The Food and Agriculture Organization (FAO) points out that more than 80 percent of the world’s crop varieties rely to some extent on bee pollination to improve their yield and quality. Were it not for bees and other pollinators, agricultural products, such as coffee, apples, almonds, tomatoes and cocoa, would be virtually fruitless.
Evidence reveals that the population of bees is currently on the decline all over the world. One of the major threats to the expeditious decrease in the bee population is the use of pesticides.
Neonicotinoids are the most widely used type of insecticides in the world. They are highly systemic and therefore toxic to bees. Even at low doses, they may pose serious health hazards to bees: reducing their capacity for learning and memory and undermining their immune function.
Thus, such developed regions as the European Union have repeatedly tightened restrictions on the use of neonicotinoids in order to reduce the threat to bees as of 2013.
In order to track and detect insecticide residues, there is an urgent need of tools capable of achieving rapid on-site detection to monitor neonicotinoid residue levels in nectar crops and the entire hive environment. The research team led by Prof. GUO Yirong at the Zhejiang University Institute of Pesticide and Environmental Toxicology has long been committed to researching into the methods of detecting pesticide residues rapidly. In recent years, they have developed a lateral flow chromatographic device based on the antigen-antibody immuno-reaction (immunoassay strips), which can be used to screen out six types of neonicotinoids on site. Since 2017, the research team has entered into partnership with the Wageningen Food Safety Research (WFSR) at Wageningen University & Research. The immunoassay strip can be used for bee protection by detecting neoincotinoid residues in various samples, such as foraging plants, bees, pollen, water and honey.
Collaboration with WFSR
Compared with traditional detection methods, this lateral flow device is marked by its operability, sensitivity, simplicity and rapidity. It is also a useful complement to the cholinesterase inhibition method, a widely-used rapid pesticide residue detection method at present by mitigate its limitations-screening organophosphorus and carbamate pesticides at the same time. At present, this pesticide residue testing strip has been evaluated by the WFSR. It is currently being promoted by Waterdrinker, a larger flower company in the Netherlands and being applied to the EU-funded B-GOOD (Giving Beekeeping Guidance by Computational-assisted Decision-making) project.

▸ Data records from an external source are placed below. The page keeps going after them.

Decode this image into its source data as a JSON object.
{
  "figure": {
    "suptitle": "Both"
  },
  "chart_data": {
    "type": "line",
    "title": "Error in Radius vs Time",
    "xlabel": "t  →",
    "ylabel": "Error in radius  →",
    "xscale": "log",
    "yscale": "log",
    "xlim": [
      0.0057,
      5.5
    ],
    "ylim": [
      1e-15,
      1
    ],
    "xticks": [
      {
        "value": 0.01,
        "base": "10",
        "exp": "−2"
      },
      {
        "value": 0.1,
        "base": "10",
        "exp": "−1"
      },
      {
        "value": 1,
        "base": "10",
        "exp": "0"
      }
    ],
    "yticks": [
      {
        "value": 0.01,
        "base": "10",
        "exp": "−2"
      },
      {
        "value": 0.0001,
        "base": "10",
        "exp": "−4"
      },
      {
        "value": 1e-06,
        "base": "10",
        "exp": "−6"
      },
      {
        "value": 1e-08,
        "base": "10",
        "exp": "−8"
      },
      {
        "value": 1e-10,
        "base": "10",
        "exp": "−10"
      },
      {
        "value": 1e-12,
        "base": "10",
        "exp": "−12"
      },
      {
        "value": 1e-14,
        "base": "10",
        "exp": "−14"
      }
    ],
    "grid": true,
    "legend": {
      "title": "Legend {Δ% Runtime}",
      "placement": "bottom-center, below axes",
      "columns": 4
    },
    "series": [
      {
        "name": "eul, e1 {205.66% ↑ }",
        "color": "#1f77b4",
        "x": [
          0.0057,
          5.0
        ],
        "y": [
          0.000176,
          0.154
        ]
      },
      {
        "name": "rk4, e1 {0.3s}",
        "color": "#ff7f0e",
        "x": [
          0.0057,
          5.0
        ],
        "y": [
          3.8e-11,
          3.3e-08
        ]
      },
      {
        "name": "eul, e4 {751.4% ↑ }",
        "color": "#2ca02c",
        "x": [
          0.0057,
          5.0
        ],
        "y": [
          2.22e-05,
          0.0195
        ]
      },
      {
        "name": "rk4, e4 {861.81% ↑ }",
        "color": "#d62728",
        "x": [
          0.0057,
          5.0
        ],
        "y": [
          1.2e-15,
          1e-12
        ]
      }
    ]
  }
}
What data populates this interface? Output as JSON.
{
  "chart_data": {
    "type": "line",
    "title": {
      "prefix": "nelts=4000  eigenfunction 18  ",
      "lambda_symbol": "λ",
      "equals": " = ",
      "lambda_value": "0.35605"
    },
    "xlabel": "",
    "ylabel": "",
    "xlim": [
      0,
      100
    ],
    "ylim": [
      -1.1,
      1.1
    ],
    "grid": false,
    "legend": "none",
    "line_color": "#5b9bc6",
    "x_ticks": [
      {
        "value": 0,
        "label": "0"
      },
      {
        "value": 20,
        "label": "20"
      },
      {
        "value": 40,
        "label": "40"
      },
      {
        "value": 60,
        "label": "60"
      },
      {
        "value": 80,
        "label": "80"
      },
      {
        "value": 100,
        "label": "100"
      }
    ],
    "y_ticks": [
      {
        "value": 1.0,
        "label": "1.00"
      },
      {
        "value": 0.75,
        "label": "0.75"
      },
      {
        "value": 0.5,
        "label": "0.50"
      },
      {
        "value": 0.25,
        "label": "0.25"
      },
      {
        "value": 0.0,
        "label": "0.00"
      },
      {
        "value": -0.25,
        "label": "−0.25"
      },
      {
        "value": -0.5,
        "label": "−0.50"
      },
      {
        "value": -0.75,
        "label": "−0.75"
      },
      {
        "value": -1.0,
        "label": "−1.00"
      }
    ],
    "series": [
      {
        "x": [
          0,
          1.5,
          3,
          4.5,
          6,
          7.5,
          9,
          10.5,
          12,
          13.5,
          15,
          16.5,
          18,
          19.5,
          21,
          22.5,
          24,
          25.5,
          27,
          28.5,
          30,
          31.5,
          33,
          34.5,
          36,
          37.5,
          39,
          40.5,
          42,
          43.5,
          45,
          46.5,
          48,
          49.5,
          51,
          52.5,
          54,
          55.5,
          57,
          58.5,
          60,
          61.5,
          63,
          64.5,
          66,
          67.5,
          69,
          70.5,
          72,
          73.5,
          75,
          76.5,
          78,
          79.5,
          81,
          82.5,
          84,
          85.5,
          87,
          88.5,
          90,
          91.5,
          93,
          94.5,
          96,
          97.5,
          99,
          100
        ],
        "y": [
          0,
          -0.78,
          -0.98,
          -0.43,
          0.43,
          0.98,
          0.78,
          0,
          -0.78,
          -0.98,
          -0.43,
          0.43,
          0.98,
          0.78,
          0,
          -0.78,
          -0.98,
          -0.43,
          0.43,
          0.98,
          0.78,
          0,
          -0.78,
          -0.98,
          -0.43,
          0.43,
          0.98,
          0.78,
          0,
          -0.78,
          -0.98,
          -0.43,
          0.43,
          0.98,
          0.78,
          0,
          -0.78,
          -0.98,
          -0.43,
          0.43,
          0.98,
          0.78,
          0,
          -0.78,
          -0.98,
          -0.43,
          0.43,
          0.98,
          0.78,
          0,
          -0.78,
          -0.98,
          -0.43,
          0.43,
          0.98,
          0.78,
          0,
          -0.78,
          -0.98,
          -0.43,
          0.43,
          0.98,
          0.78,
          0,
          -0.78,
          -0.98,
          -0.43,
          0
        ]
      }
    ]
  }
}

This rapid pesticide residue detection technology can be assembled into multiple series of testing strips and applied to fruits, tea and other agricultural products. Cooperation with the Tea Research Institute of the Chinese Academy of Agricultural Sciences in 2016 has contributed to the extensive application of the rapid detection strip in monitoring water-soluble pesticide residues in the national tea industry system. With 90% accuracy rate, this type of rapid detection strip can effectively control the application of neoincotinoids in agricultural production, which is of tremendous significance to improving the agricultural ecological environment, protecting public health and promoting the sustainable development of agriculture.